Paolo Rossi / Milena Meistro
Pochi giorni fa la Società Italiana di Psichiatria (rif. “Psichiatri, chiudere un ospedale giudiziario ogni 6 mesi
Oltre 1000 i detenuti-pazienti, una road-map verso stop nel 2017″) ha presentato una road- map in sette mosse per individuare delle alternative rispetto alla gestione dei pazienti sino ad oggi reclusi in OPG.
Questa agenzia ha suscitato ulteriormente il nostro interesse in quanto da diversi anni nella nostra comunità terapeutica accogliamo e trattiamo pazienti autori di reato, spesso provenienti dagli OPG.
In particolare:
1. Monitoraggio dei percorsi di cura.
Quali sono i criteri per monitorare i percorsi terapeutici?
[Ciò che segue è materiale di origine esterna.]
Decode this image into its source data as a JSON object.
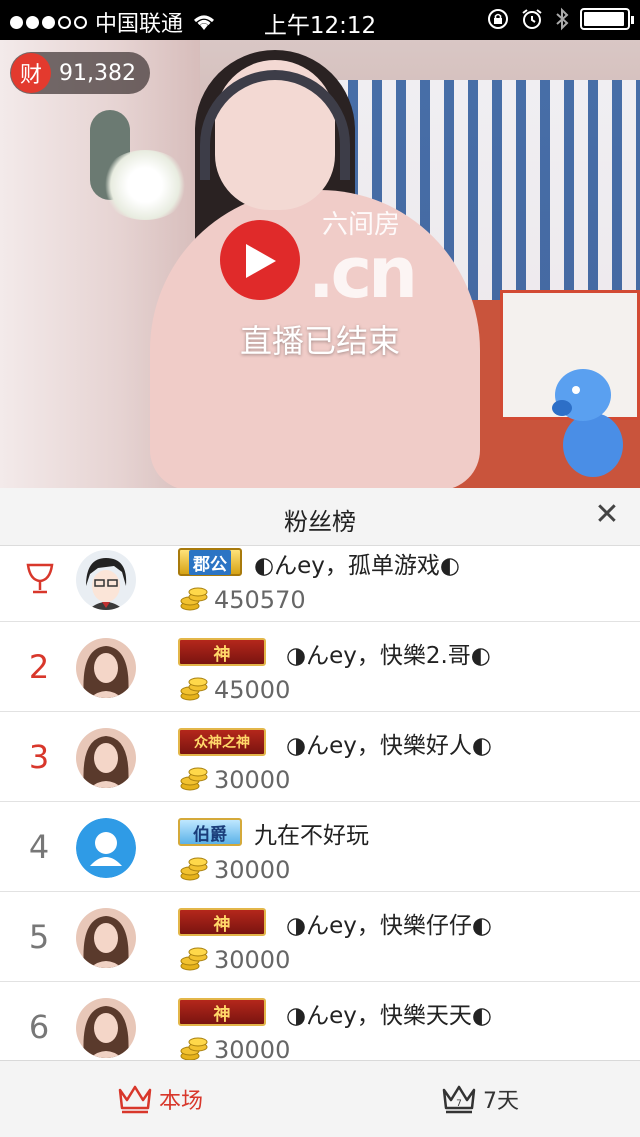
{
  "status_bar": {
    "carrier": "中国联通",
    "time": "上午12:12",
    "battery_level": 0.95
  },
  "video": {
    "wealth_badge": "财",
    "wealth_value": "91,382",
    "logo_brand": "六间房",
    "logo_domain": ".cn",
    "ended_text": "直播已结束"
  },
  "panel": {
    "title": "粉丝榜",
    "close_symbol": "✕"
  },
  "ranking": [
    {
      "rank": "",
      "rank_icon": "trophy-icon",
      "badge": "郡公",
      "badge_style": "gold-blue",
      "name": "◐んey，孤单游戏◐",
      "coins": "450570",
      "avatar": "anime-boy"
    },
    {
      "rank": "2",
      "badge": "神",
      "badge_style": "red-shen",
      "name": "◑んey，快樂2.哥◐",
      "coins": "45000",
      "avatar": "girl"
    },
    {
      "rank": "3",
      "badge": "众神之神",
      "badge_style": "red-shen",
      "name": "◑んey，快樂好人◐",
      "coins": "30000",
      "avatar": "girl"
    },
    {
      "rank": "4",
      "badge": "伯爵",
      "badge_style": "blue-bo",
      "name": "九在不好玩",
      "coins": "30000",
      "avatar": "default-blue"
    },
    {
      "rank": "5",
      "badge": "神",
      "badge_style": "red-shen",
      "name": "◑んey，快樂仔仔◐",
      "coins": "30000",
      "avatar": "girl"
    },
    {
      "rank": "6",
      "badge": "神",
      "badge_style": "red-shen",
      "name": "◑んey，快樂天天◐",
      "coins": "30000",
      "avatar": "girl"
    }
  ],
  "tabs": [
    {
      "label": "本场",
      "icon": "crown-icon",
      "active": true
    },
    {
      "label": "7天",
      "icon": "crown-7-icon",
      "active": false
    }
  ],
  "colors": {
    "accent_red": "#d8372b",
    "tab_active": "#d8372b",
    "tab_inactive": "#333333"
  }
}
Da quando partirebbe tale monitoraggio: dall’ingresso del paziente in OPG, o dall’uscita dallo stesso? Verranno coinvolti gli operatori che sul campo si cimentano quotidianamente con tale tipo di pazienti? Il percorso di cura ha un obiettivo condiviso finale di tipo evolutivo e terapeutico o è esclusivamente finalizzato a togliere il paziente dall’OPG?
2. Stop da aprile 2014 all’invio di pazienti alle strutture ancora operative.
In attesa della creazione delle REMS, strutture per altro al momento non chiare nella loro operatività e nella loro differenziazione dagli OPG esistenti, i pazienti che nel frattempo compiono reati dove andranno a finire? Tutti in carcere? Nelle comunità terapeutiche? Agli arresti domiciliari a casa?
3. Realizzazione di sezioni in carcere dedicate ai malati.
Poiché i detenuti nelle carceri che soffrono di patologia psichiatrica sono circa 10000 (il 16% della popolazione carceraria), eventuali sezioni carcerarie dedicate ai malati sarebbero destinate a questi o anche ai mille pazienti psichiatrici detenuti in OPG? Tutti i pazienti psichiatrici sono compatibili con un regime carcerario sebbene sistemati in una sezione specifica? E quali requisiti dovrebbe avere la stessa?
4. Aumento dell’assistenza ambulatoriale dei DSM nelle carceri.
Che tipo di progetti si possono creare in quest’ottica? Il rischio di incrementare l’utilizzo di strumenti di contenzione chimica in assenza di un vero percorso di cura potrebbe inficiare la creazione di un progetto più evolutivo?
5. Chiusura di un OPG ogni 6 mesi da aprile 2015.
Proposta sensata ma quanto sarà possibile rispettare la tempistica tenendo conto delle differenze già esistenze tra i singoli OPG, nella popolazione dei pazienti, nei DSM di tutti Italia e nelle risorse territoriali?
6. Percorsi extradetentivi.
Oggi esistono dei percorsi alternativi alla permanenza in OPG ( licenze finale esperimento ecc. in Comunità terapeutica). Tuttavia, si tratta di un universo polimorfo e disomogeneo in quanto non esiste per quanto ci risulta una mappatura delle strutture residenziali pubbliche e private idonee al trattamento di pazienti autori di reato. Esiste un sistema per fare interagire e collaborare le diverse agenzie chiamate in causa? ( operatori sul campo, SPDC, DSM, autorità giudiziaria, periti del tribunale, rappresentanti legali dei pazienti, familiare erete di supporto ecc.), esiste una formazione specifica?
7. Passaggio dal concetto di misura di sicurezza a quello di sicurezza della cura.
Il concetto è interessante ma riteniamo utile sottolineare l’importanza che il ruolo contenitivo rivestito nella mente del paziente da parte del Magistrato di sorveglianza spesso rappresenta uno strumento terapeutico di fondamentale applicazione nella gestione quotidiana del paziente; l’assunzione di tale ruolo, anche fantasticato, da parte di figure prettamente cliniche farebbe perdere il test di realtà ( chi mi cura è anche colui che può farmi uscire) con tutti i rischi che una siffatta relazione non approdi ad una reale alleanza terapeutica.